El reciente ingreso en operación del remolcador eléctrico Trapananda marca un hito en la navegación sostenible de Chile y Latinoamérica. Este innovador remolcador realizó su debut oficial en el Puerto Chacabuco, donde brindó apoyo en las maniobras de recalada y zarpe de un buque. Se trató del Lama, un tanquero chileno de 128 metros de eslora, que arribó a este terminal marítimo el lunes por la mañana y zarpó hacia Quintero el miércoles 16 de julio, alrededor de las 14:20 horas, según información proporcionada por la Armada. La implicación de Trapananda en estas maniobras no solo resalta su capacidad técnica, sino también el compromiso del sector marítimo con la sustentabilidad.

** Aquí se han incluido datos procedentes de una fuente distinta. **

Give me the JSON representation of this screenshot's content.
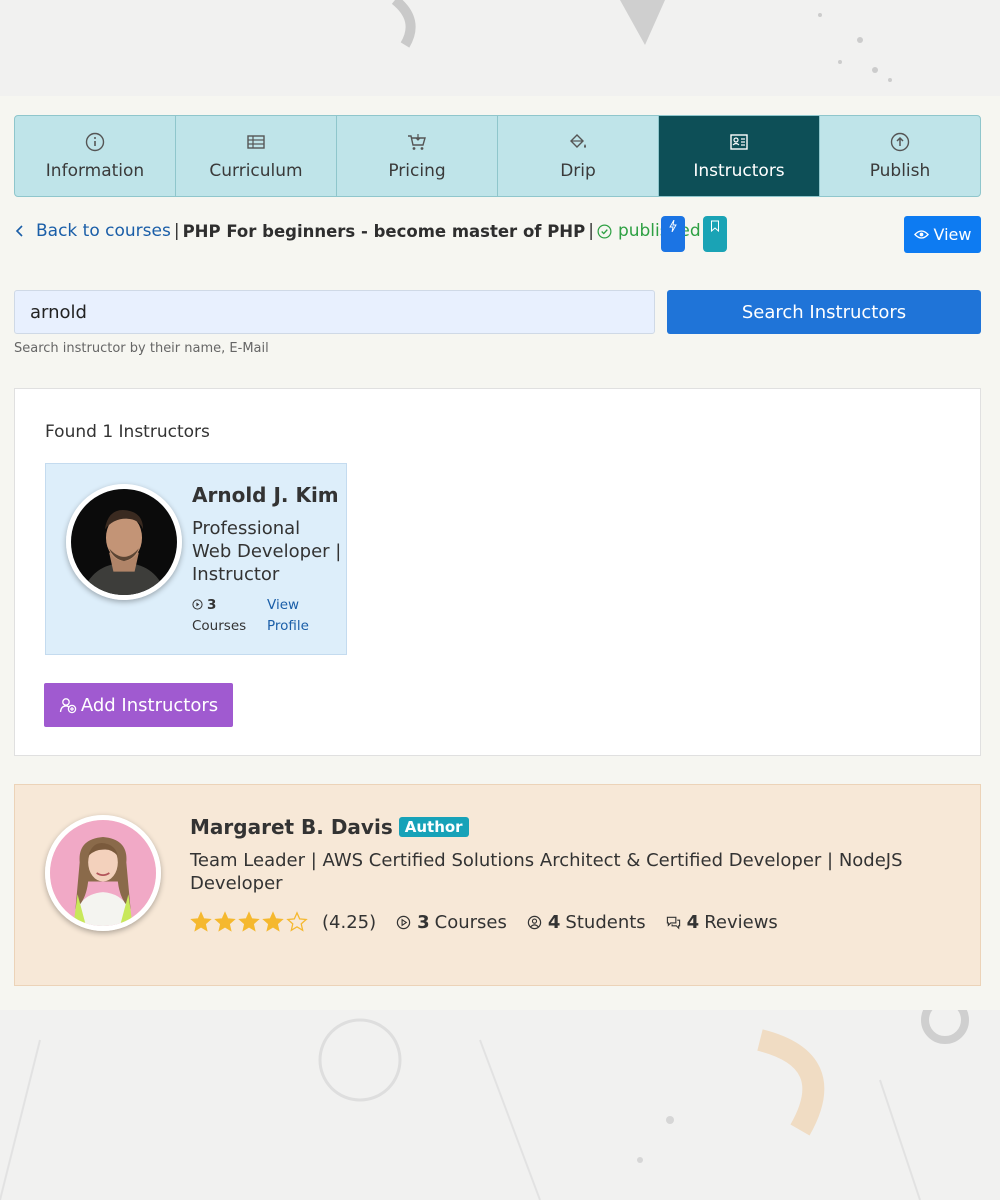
{
  "tabs": [
    {
      "label": "Information",
      "icon": "info-icon"
    },
    {
      "label": "Curriculum",
      "icon": "list-icon"
    },
    {
      "label": "Pricing",
      "icon": "cart-icon"
    },
    {
      "label": "Drip",
      "icon": "paint-bucket-icon"
    },
    {
      "label": "Instructors",
      "icon": "id-card-icon",
      "active": true
    },
    {
      "label": "Publish",
      "icon": "upload-icon"
    }
  ],
  "breadcrumb": {
    "back_label": "Back to courses",
    "separator": "|",
    "course_title": "PHP For beginners - become master of PHP",
    "status": "published"
  },
  "toolbar": {
    "view_label": "View"
  },
  "search": {
    "value": "arnold",
    "button_label": "Search Instructors",
    "hint": "Search instructor by their name, E-Mail"
  },
  "results": {
    "found_text": "Found 1 Instructors",
    "instructor": {
      "name": "Arnold J. Kim",
      "role": "Professional Web Developer | Instructor",
      "courses_count": "3",
      "courses_label": "Courses",
      "profile_link": "View Profile"
    },
    "add_button_label": "Add Instructors"
  },
  "author": {
    "name": "Margaret B. Davis",
    "badge": "Author",
    "bio": "Team Leader | AWS Certified Solutions Architect & Certified Developer | NodeJS Developer",
    "rating_value": 4.25,
    "rating_text": "(4.25)",
    "courses_count": "3",
    "courses_label": "Courses",
    "students_count": "4",
    "students_label": "Students",
    "reviews_count": "4",
    "reviews_label": "Reviews"
  },
  "colors": {
    "tab_bg": "#bfe4e9",
    "tab_active": "#0d4f57",
    "primary": "#1f74d8",
    "purple": "#a05ad0",
    "success": "#2ea043",
    "star": "#f5b82e"
  }
}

Trapananda no es solo un remolcador cualquiera; se trata de la primera embarcación de su tipo en operar con propulsión eléctrica en Chile y en toda Latinoamérica. Diseñada por la firma canadiense Robert Allan Ltd. y construida en Turquía por el astillero Sanmar, esta embarcación ha sido creada con tecnología avanzada que prioriza la reducción de emisiones. Con una impresionante capacidad de tracción a punto fijo que supera las 70 toneladas, el Trapananda está diseñado para asistir a grandes buques, un aspecto crucial para asegurar operaciones portuarias eficientes y seguras.
Los remolcadores eléctricos como el Trapananda representan un cambio significativo en la industria, donde la sostenibilidad se ha convertido en una prioridad. Equipado con dos propulsores azimutales eléctricos de 2.100 kW cada uno, este remolcador está alimentado por una batería de ion-litio de 3.616 kWh, distribuida en dos compartimentos. Esta tecnología no solo mejora la eficiencia energética, sino que también ayuda a minimizar el impacto ambiental en las aguas donde opera. El uso de energía eléctrica en embarcaciones no solo es un avance tecnológico, sino una respuesta a la creciente preocupación por el cambio climático.
El bautizo del Trapananda tuvo lugar el 10 de julio en el Terminal de Pasajeros de la Empresa Portuaria Puerto Montt (Empormontt), donde se celebró la importancia de este avance tecnológico en el ámbito marítimo. El nombre de la embarcación es un tributo a la historia, dado que Trapananda era el antiguo nombre que se le otorgaba a la región de la Patagonia chilena. Este gesto subraya la conexión entre la innovación tecnológica y el patrimonio cultural, un aspecto esencial para las comunidades locales y la identidad nacional.
La construcción y operación del Trapananda es fruto de una colaboración estratégica entre SAAM Towage y la Empresa Nacional del Petróleo (Enap), que demuestra el potencial de alianzas en la transición hacia prácticas más sostenibles en la industria marítima. Esta iniciativa no solo busca modernizar la flota de remolcadores en el país, sino también establecer un precedente en la implementación de tecnologías limpias en el sector. Al adoptar esta nueva tecnología eléctrica, Chile se posiciona como un referente en la región, destacando su compromiso con el desarrollo sustentable y la preservación del medio ambiente.